-söyleşilerinizde sık sık içi-dışı bir, özü-sözü bir gibi pozitif kavramları eleştiriyorsunuz. bunlar sizin için negatif kavramlar mı? bir kişinin söylediği ile yaptığının tutmaması niçin pozitif olsun? bu ikiyüzlülük değil mi?
-psikoterapi ve kişisel gelişim zıt şeyleri mi hedefler? sizce farkları nelerdir?
tabiatta neyin ne kadar olduğuyla ilgili tenkit çoğu kişiye kutsala hakaret gibi gelir. yaratıcı güç abes yaratmamış, ölçüyü korumuştur. hiç değilse evrim lüzumsuzları elemiş, lüzumluyu lüzumlu miktarda bırakmıştır. o yüzden “doğal yaşamak” gibi laflar daima çekiciliğini korur. yargılanamaz mükemmeli yaşamanın ne gibi bir yanlışlığı olabilir? yoksa var mı?
bir süre için bu sorgulanamazlığı paranteze alarak acının miktarını konuşalım. aslında varlığı pek hoştur, çoğumuza kendisi hoş gelmese de. çoğumuza diyorum çünkü mazoşizm diye bir şey var. tabii mazoşizmi de paranteze alacağız bu konuşmada. peki, acının varlığı niçin hoştur? çok basit, haber verir. haberin nesi kötü? sırtına bıçak saplanmış, haberin yok. acı sayesinde kaçarsın, çekilirsin, haberin olur zarar gördüğünden. ayak serçe parmağın kapıya çarparsın, bu çarpış uzvuna hasar verebilir, mümkündür. bu zararın önüne geçmek için seni bu gibi çarpışlardan uzak tutucu bir haber ve ders gelir beyne. işe bu postacıya acı diyoruz. var mı sorun?
sorun şurada; örneğin ameliyat olurken uyuşturmak zorundadırlar çünkü şifasına inansak bile acı duymaya devam ederiz, hem de şiddetli. yani acı mekanizmamızı ikna edemeyiz ameliyatın lüzumuna. o mekanizma, bu ameliyatı lüzumsuz görür ve hatta zararlı ki bizi caydırmaya çalışır. yani mızmız çocuk gibidir o acı mekanizması, ikna edilemez.
kolun kırıldı diyelim, bir acı duyarsın. oysa bu acı lüzumsuzdur, en azından bu miktarı. acı duymayacak olsak bile zaten o kolu tekrar kullanmak isteyeceğimiz için panik halinde hastaneye giderdik. kimse kırık bir kolla yaşamak istemez. ama işbu acı yüzünden birisinin bizi götürmesi gerekir biz çığlık atarken. yani kol kırılma acısının lüzumunu kabul etsek bile miktarı çok lüzumsuz, hatta zararlıdır çünkü aşırıdır. acıdan bayılmak diye bir şey var. düşünsenize, problemi çözemiyoruz –artık zararlı şey her ne ise- acı o kadar çok ki düşüp bayılıyoruz.

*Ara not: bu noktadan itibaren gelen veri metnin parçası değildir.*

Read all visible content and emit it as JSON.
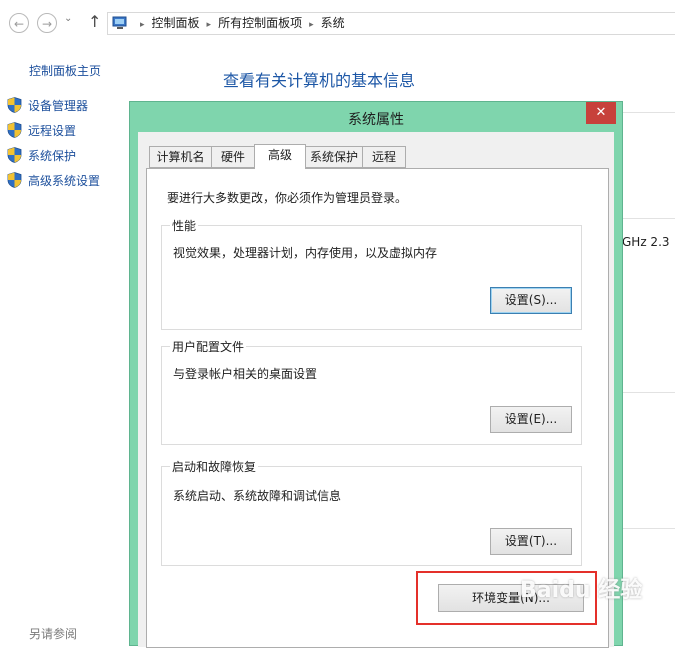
{
  "nav": {
    "back_icon": "arrow-left-icon",
    "forward_icon": "arrow-right-icon",
    "recent_icon": "chevron-down-icon",
    "up_icon": "arrow-up-icon",
    "up_glyph": "↑",
    "back_glyph": "←",
    "forward_glyph": "→",
    "recent_glyph": "⌄",
    "breadcrumbs": [
      "控制面板",
      "所有控制面板项",
      "系统"
    ],
    "separator": "▸"
  },
  "sidebar": {
    "home": "控制面板主页",
    "items": [
      {
        "label": "设备管理器",
        "icon": "shield-icon"
      },
      {
        "label": "远程设置",
        "icon": "shield-icon"
      },
      {
        "label": "系统保护",
        "icon": "shield-icon"
      },
      {
        "label": "高级系统设置",
        "icon": "shield-icon"
      }
    ],
    "see_also": "另请参阅"
  },
  "main": {
    "title": "查看有关计算机的基本信息",
    "processor_fragment": "GHz   2.3"
  },
  "dialog": {
    "title": "系统属性",
    "close_glyph": "✕",
    "tabs": [
      "计算机名",
      "硬件",
      "高级",
      "系统保护",
      "远程"
    ],
    "active_tab": "高级",
    "notice": "要进行大多数更改，你必须作为管理员登录。",
    "groups": [
      {
        "title": "性能",
        "desc": "视觉效果，处理器计划，内存使用，以及虚拟内存",
        "button": "设置(S)..."
      },
      {
        "title": "用户配置文件",
        "desc": "与登录帐户相关的桌面设置",
        "button": "设置(E)..."
      },
      {
        "title": "启动和故障恢复",
        "desc": "系统启动、系统故障和调试信息",
        "button": "设置(T)..."
      }
    ],
    "env_button": "环境变量(N)..."
  },
  "colors": {
    "dialog_frame": "#7fd5ad",
    "close_button": "#c7413b",
    "highlight_box": "#e4302a",
    "link": "#1c4f9c"
  },
  "watermark": "Baidu 经验"
}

acı, evet, bize faydalı korkular verir. vahşi hayvanlardan, zehirli yılanlardan filan korkarız ki bu da bizi hayatta tutar ama şu hamam böceğinden korkumuzun hangi acı kökeni olabilir? bu mekanizmaların hepsi bozuk görünüyor. ortada yanlış işleyen bir şeyler var.
bazı hastalıklarda aşırı acı çekeriz. ağrı da buna dahil şüphesiz, ikisini tek sayıyorum. oysa o acı hissi bizi gereksiz bir enerji sarfiyatına sokar. oysa kıvamlı bir acı hastalık süresini kısaltırdı. yalnızca yatmamızı hatırlatacak bir acı yeterliydi ki zaten çoğu tedavi yöntemi torba torba ağrıkesici yutturur. yani doğal vücudun israflı acısını yapay kimyasallarla çözeriz.

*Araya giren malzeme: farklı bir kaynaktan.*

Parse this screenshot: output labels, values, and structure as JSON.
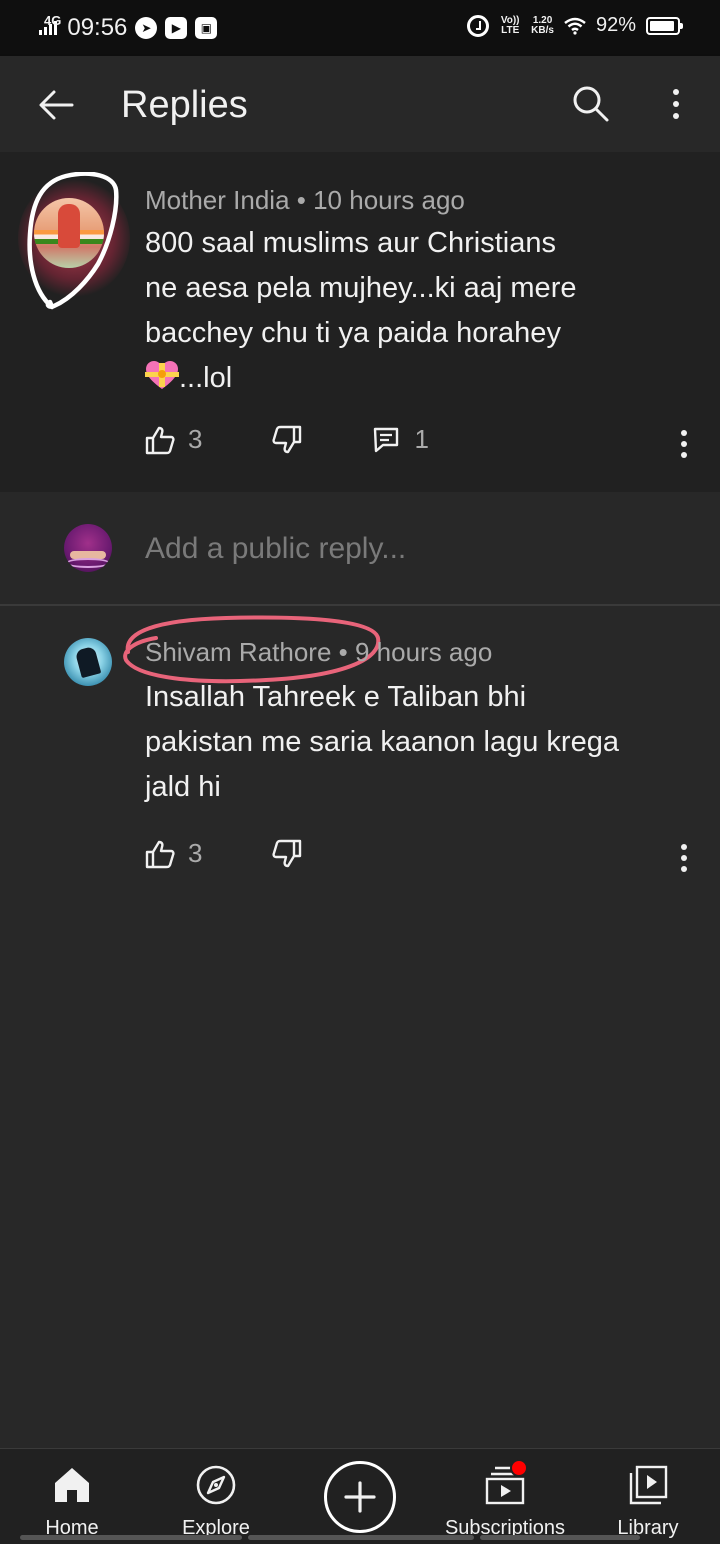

sonra, bu saydıklarımın hepsi tensel acılar. tinsel acılar da vardır ve belki daha çoktur. bir sevdiğin ölür acı çekersin, yalnızlık acısı çekersin, özlersin ve acı hissedersin… ya da haksızlığa uğramak sende acı yaratır, itibar kaybı, aşağılanma, yas, zarara uğrama, kazıklanma… bunlar da acı. bu acıların farkı soyut kaynaklı olmaları değil, istersek engel olabilmemiz. yani daha doğrusu bizim tarafımızdan yaratılıyor olması. bu acılar sunidir, yapaydır ve sahtedir. yoksa değil midir?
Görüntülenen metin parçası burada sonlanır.